| October 12, 2006 | |
MUMBAI: Mukesh Ambani’s Reliance Group and its joint venture partner, Maker Group, have sold 20% stake in a prime real estate development at Bandra-Kurla Complex to private fund Xander Real Estate Partners.
Insiders estimate that Xander, founded and managed by Siddharth Yog, may have paid around Rs 600 crore to pick up 10% each from Reliance and Maker.
Yog was unreachable for comment but a source confirmed that the deal had been done. With Xander paying about Rs 20,000 per sq ft, the deal values the project at Rs 3,000 crore. Experts say that the price is lower than that prevailing in the area.
“The current rate in BKC for an A grade commercial tower is upwards of Rs 25,000 per sq ft and for a retail mall, it will be much higher. The location of the project also commands a premium due to easy accessibility,” said a real estate fund manager.

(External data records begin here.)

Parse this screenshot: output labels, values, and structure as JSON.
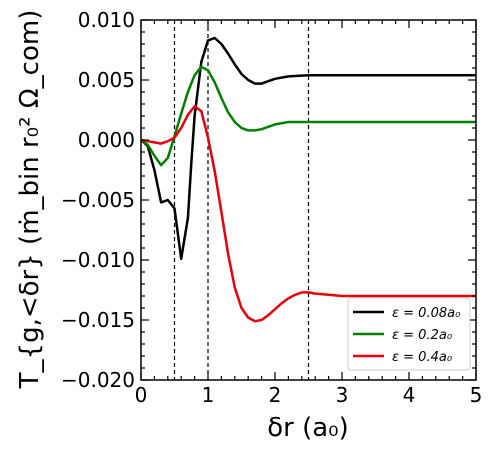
{
  "chart_data": {
    "type": "line",
    "xlabel": "δr (a₀)",
    "ylabel": "T_{g,<δr} (ṁ_bin r₀² Ω_com)",
    "xlim": [
      0,
      5
    ],
    "ylim": [
      -0.02,
      0.01
    ],
    "x_ticks": [
      "0",
      "1",
      "2",
      "3",
      "4",
      "5"
    ],
    "y_ticks": [
      "−0.020",
      "−0.015",
      "−0.010",
      "−0.005",
      "0.000",
      "0.005",
      "0.010"
    ],
    "x_tick_values": [
      0,
      1,
      2,
      3,
      4,
      5
    ],
    "y_tick_values": [
      -0.02,
      -0.015,
      -0.01,
      -0.005,
      0.0,
      0.005,
      0.01
    ],
    "vlines": [
      0.5,
      1.0,
      2.5
    ],
    "grid": false,
    "legend_position": "lower-right",
    "series": [
      {
        "name": "ε = 0.08a₀",
        "color": "#000000",
        "x": [
          0.0,
          0.1,
          0.2,
          0.3,
          0.4,
          0.5,
          0.6,
          0.7,
          0.75,
          0.8,
          0.9,
          1.0,
          1.1,
          1.2,
          1.3,
          1.4,
          1.5,
          1.6,
          1.7,
          1.8,
          1.9,
          2.0,
          2.2,
          2.5,
          3.0,
          3.5,
          4.0,
          4.5,
          5.0
        ],
        "y": [
          0.0,
          -0.0005,
          -0.0025,
          -0.0052,
          -0.005,
          -0.0057,
          -0.0099,
          -0.0065,
          -0.002,
          0.002,
          0.0065,
          0.0083,
          0.0085,
          0.008,
          0.0072,
          0.0063,
          0.0055,
          0.005,
          0.0047,
          0.0047,
          0.0049,
          0.0051,
          0.0053,
          0.0054,
          0.0054,
          0.0054,
          0.0054,
          0.0054,
          0.0054
        ]
      },
      {
        "name": "ε = 0.2a₀",
        "color": "#008000",
        "x": [
          0.0,
          0.1,
          0.2,
          0.3,
          0.4,
          0.5,
          0.6,
          0.7,
          0.8,
          0.9,
          1.0,
          1.1,
          1.2,
          1.3,
          1.4,
          1.5,
          1.6,
          1.7,
          1.8,
          1.9,
          2.0,
          2.2,
          2.5,
          3.0,
          3.5,
          4.0,
          4.5,
          5.0
        ],
        "y": [
          0.0,
          -0.0004,
          -0.0013,
          -0.0021,
          -0.0015,
          0.0003,
          0.0022,
          0.004,
          0.0054,
          0.0061,
          0.0058,
          0.0048,
          0.0035,
          0.0023,
          0.0015,
          0.001,
          0.0008,
          0.0008,
          0.0009,
          0.0011,
          0.0013,
          0.0015,
          0.0015,
          0.0015,
          0.0015,
          0.0015,
          0.0015,
          0.0015
        ]
      },
      {
        "name": "ε = 0.4a₀",
        "color": "#e8000b",
        "x": [
          0.0,
          0.1,
          0.2,
          0.3,
          0.4,
          0.5,
          0.6,
          0.7,
          0.8,
          0.9,
          1.0,
          1.1,
          1.2,
          1.3,
          1.4,
          1.5,
          1.6,
          1.7,
          1.8,
          1.9,
          2.0,
          2.1,
          2.2,
          2.3,
          2.4,
          2.5,
          2.6,
          2.8,
          3.0,
          3.5,
          4.0,
          4.5,
          5.0
        ],
        "y": [
          0.0,
          -0.0001,
          -0.0002,
          -0.0003,
          -0.0001,
          0.0002,
          0.001,
          0.0021,
          0.0028,
          0.0024,
          0.0002,
          -0.0026,
          -0.006,
          -0.0095,
          -0.0123,
          -0.014,
          -0.0148,
          -0.0151,
          -0.015,
          -0.0146,
          -0.0141,
          -0.0136,
          -0.0132,
          -0.0129,
          -0.0127,
          -0.0127,
          -0.0128,
          -0.0129,
          -0.013,
          -0.013,
          -0.013,
          -0.013,
          -0.013
        ]
      }
    ]
  }
}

Apart from Xander, it is believed that the Maker Group is also selling about 80,000 sq ft of space to a few investors who have partnered the group in several of its earlier projects.
The 20-acre property on the edge of the Bandra-Kurla business district was a drive-in cinema when Reliance teamed up with the Maker Group last year to build a complex which included a service apartment, shopping mall and others.
The state government land was leased out to Maker, who ran the cinema for over two decades. The site, which is estimated to cost about Rs 1,500 crore to develop, may also house Mukesh Ambani’s first city retail store and some of Reliance’s offices.
The land, which has a total developmental potential of over 15 lakh sq ft, was valued at Rs 7,500 a sq ft when the deal was inked.